I needed to Base64 encode binary data in some Cocoa Objective-C code I was writing, but unfortunately this is not part of the standard library. I did find some code to do it. However, the license for the code was unclear. And did I really need an AliteVec implementation? CocoaDev has a wiki page about encoding and decoding to Base64. Most of that code didn’t look too robust, though. Someone mentioned using the openssl command line tool, and even wrote up some code that spawns an NSTask to invoke openssl. That got me thinking… OS X ships with OpenSSL, so why not use the library directly?

A quick keyword search on the man pages lead me to BIO_f_base64(3). It even had some code examples! Now I just needed to figure out how to use the Cocoa classes instead of C file streams, and I’d be all set. Since this is my first attempt at using OpenSSL, I’m going to walk through the Base64 encoding code. While not terribly complex, it may be of use to someone who’s new to Objective-C and/or new to interfacing Objective-C to Unix/C libraries. For the impatient who just want the code, I posted encoding and decoding implementations on the CocoaDev Base64 wiki page. Or download an Xcode 2.2 project, complete with unit tests. It’s released under an MIT license.

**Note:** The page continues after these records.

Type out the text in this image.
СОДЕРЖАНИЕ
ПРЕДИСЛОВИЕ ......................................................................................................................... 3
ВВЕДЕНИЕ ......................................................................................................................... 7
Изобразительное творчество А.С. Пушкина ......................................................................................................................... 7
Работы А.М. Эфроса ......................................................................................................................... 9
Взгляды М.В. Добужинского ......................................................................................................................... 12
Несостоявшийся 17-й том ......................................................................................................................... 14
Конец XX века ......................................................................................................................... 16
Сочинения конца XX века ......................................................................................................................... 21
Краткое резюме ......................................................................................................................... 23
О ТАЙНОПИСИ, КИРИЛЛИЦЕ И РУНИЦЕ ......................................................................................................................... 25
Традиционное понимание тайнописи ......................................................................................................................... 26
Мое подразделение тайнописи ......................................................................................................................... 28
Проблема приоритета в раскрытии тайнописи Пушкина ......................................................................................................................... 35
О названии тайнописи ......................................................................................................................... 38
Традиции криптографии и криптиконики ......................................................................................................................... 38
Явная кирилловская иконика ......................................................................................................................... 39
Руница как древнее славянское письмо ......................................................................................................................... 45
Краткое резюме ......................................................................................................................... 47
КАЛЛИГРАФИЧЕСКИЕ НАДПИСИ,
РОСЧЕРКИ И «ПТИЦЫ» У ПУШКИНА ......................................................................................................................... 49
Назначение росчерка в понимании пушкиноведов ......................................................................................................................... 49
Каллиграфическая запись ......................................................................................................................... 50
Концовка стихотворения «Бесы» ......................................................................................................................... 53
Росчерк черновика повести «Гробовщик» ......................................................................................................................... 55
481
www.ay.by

Since NSData is the Cocoa class for holding binary data, I figured adding a category seemed like the perfect way to proceed. This effectively adds Base64 encoding methods to the NSData class:

@interface NSData (Base64)

- (NSString *) encodeBase64;
- (NSString *) encodeBase64WithNewlines: (BOOL) encodeWithNewlines;

@end

For the implementation of encodeBase64WithNewlines: I needed to figure out how to bridge NSData and OpenSSL. OpenSSL has its own I/O abstraction layer called BIO, which is essentially a stream API written in C. The memory BIOs, which back to a memory buffer, are just what I need. So the first step is to create a memory BIO that will contain the encoded data:

- (NSString *) encodeBase64WithNewlines: (BOOL) encodeWithNewlines;
{
    BIO * mem = BIO_new(BIO_s_mem());

Left like this, BIO_read() and BIO_write() will just copy bytes to the buffer, unmodified, which is not very useful. OpenSSL allows you to add and remove filters that modify data as it is read or written. Let’s create a Base64 filter and add it to the chain:

    BIO * b64 = BIO_new(BIO_f_base64());
    if (!encodeWithNewlines)
        BIO_set_flags(b64, BIO_FLAGS_BASE64_NO_NL);
    mem = BIO_push(b64, mem);

Now as data is written to my memory BIO, it gets Base64 encoded on the way. The BIO_FLAGS_BASE64_NO_NL flag disables adding newlines to the encoded data, if the caller requested it. With the BIO chain setup, encoding the bytes contained by the NSData object is simple:

    BIO_write(mem, [self bytes], [self length]);
    BIO_flush(mem);

The final task is to get the encoded data out of the BIO and into an NSString. The memory BIOs have an API to get a pointer and length to its backing buffer:

    char * base64Pointer;
    long base64Length = BIO_get_mem_data(mem, &base64Pointer);

With a pointer to the raw bytes, it’s just a matter of creating a new string from this data:

    NSString * base64String = [NSString stringWithCString: base64Pointer
                                                   length: base64Length];

Since I know this is ASCII data, I don’t have to worry about Unicode encoding. Using this constructor, rather than one of the newer ones that takes an encoding parameter also means backward compatibility to older versions of OS X. Now that I’ve got a new NSString with the Base64 encoded data, I just need to clean up all the OpenSSL resources and return:

    BIO_free_all(mem);
    return base64String;
}

I’ve tested this on OS X 10.4.5, but it should work on OS X 10.2.x and 10.3.x as OpenSSL is included in the 10.2.8 and 10.3.9 SDKs of Xcode 2.2. Decoding Base64 is mostly the same except data is read from a memory BIO with a Base64 filter attached, rather than writing to one. See CocoaDev or the Xcode project for the decoding code.